= Michael Putney =

Michael Putney (born December 16, 1940, in New York City) is a senior political television reporter and columnist, based in Miami, Florida, United States. Putney is the winner of two Emmy Awards.

==Early life and education==
Putney was born in New York City but raised in St. Louis. At the age of 14, he and his family moved to Berkeley, California. He attended Berkeley High School and upon graduating went to Deep Springs College in California. After his two years there, he obtained his BA in English Literature from the University of Missouri. He then went on the get his master's degree at the University of Missouri.

==Career==
Putney began his career in journalism in 1966 as a radio reporter and later as a news director at KCGM in Columbia, Missouri. In 1970, he moved to Washington, DC to work for The National Observer as a general arts writer and then eventually worked his way up to becoming general assignment reporter and national feature writer.
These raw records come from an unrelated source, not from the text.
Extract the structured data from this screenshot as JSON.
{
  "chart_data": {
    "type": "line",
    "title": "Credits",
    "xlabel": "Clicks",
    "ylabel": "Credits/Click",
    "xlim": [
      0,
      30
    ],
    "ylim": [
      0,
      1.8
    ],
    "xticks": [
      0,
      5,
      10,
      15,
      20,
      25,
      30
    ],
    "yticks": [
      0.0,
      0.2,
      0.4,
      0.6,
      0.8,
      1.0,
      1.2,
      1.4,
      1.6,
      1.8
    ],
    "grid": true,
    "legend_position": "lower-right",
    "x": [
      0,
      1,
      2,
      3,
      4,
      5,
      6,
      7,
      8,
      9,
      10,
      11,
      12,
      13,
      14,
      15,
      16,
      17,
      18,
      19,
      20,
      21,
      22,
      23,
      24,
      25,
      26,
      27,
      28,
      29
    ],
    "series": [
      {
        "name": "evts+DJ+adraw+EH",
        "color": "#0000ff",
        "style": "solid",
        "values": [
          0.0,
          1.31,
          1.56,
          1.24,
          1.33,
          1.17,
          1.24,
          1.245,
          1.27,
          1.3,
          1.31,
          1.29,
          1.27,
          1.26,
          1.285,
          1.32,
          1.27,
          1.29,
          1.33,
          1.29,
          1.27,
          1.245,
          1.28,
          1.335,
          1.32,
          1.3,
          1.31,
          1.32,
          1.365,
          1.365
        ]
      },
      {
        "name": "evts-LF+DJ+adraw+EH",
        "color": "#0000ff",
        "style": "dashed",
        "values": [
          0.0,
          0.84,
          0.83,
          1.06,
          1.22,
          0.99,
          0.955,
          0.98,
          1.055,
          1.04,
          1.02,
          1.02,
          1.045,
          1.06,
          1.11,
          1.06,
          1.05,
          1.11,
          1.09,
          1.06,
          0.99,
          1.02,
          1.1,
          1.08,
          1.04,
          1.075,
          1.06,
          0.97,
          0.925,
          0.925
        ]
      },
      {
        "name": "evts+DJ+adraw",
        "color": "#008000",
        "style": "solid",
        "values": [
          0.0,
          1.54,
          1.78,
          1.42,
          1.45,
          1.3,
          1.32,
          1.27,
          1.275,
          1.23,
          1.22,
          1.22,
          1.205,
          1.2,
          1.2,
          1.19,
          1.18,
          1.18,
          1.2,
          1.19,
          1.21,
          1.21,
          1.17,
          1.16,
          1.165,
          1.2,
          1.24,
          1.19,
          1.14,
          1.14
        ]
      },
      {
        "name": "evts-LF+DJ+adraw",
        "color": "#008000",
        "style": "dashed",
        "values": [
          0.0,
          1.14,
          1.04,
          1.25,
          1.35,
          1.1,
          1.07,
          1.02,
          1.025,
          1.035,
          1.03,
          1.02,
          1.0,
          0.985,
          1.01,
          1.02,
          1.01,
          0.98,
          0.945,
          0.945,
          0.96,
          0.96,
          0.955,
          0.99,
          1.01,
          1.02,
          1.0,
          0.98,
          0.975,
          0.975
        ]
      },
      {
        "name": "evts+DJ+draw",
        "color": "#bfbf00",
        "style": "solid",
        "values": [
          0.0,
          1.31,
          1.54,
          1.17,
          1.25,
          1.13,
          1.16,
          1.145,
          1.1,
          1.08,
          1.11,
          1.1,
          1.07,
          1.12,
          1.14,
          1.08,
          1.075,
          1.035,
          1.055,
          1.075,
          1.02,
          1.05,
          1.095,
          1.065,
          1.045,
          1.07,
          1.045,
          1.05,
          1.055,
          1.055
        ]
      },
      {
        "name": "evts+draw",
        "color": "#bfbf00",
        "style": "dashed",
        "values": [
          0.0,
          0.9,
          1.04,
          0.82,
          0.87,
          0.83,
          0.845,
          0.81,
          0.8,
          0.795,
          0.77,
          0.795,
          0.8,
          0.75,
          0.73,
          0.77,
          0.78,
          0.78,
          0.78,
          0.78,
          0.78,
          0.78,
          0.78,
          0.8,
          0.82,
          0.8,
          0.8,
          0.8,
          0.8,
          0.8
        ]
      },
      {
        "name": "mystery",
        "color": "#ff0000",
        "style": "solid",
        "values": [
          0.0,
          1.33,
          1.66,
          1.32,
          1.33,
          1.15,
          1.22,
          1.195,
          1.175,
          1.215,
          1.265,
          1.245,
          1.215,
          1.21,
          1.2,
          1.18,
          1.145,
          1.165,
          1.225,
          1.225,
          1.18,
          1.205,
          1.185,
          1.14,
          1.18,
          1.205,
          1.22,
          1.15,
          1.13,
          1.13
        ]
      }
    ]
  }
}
Putney's television career in South Florida began in 1981 at WTVJ, which at the time was a CBS affiliate. At WTVJ, he worked as a reporter emphasizing on government and politics, becoming weekend co-anchor in 1986. In 1989, he joined WPLG, which at the time was an affiliate of ABC, to become senior political reporter and host of "This Week In South Florida with Michael Putney."

Putney also writes a semimonthly column on politics for The Miami Herald, and has reported for National Observer (United States) and Time.

The State Supreme Court appointed Putney to the Florida's Judicial Management Council.

Putney retired from WPLG on December 18, 2022, after hosting This Week in South Florida almost every Sunday for the prior 33 years since the show's premiere broadcast.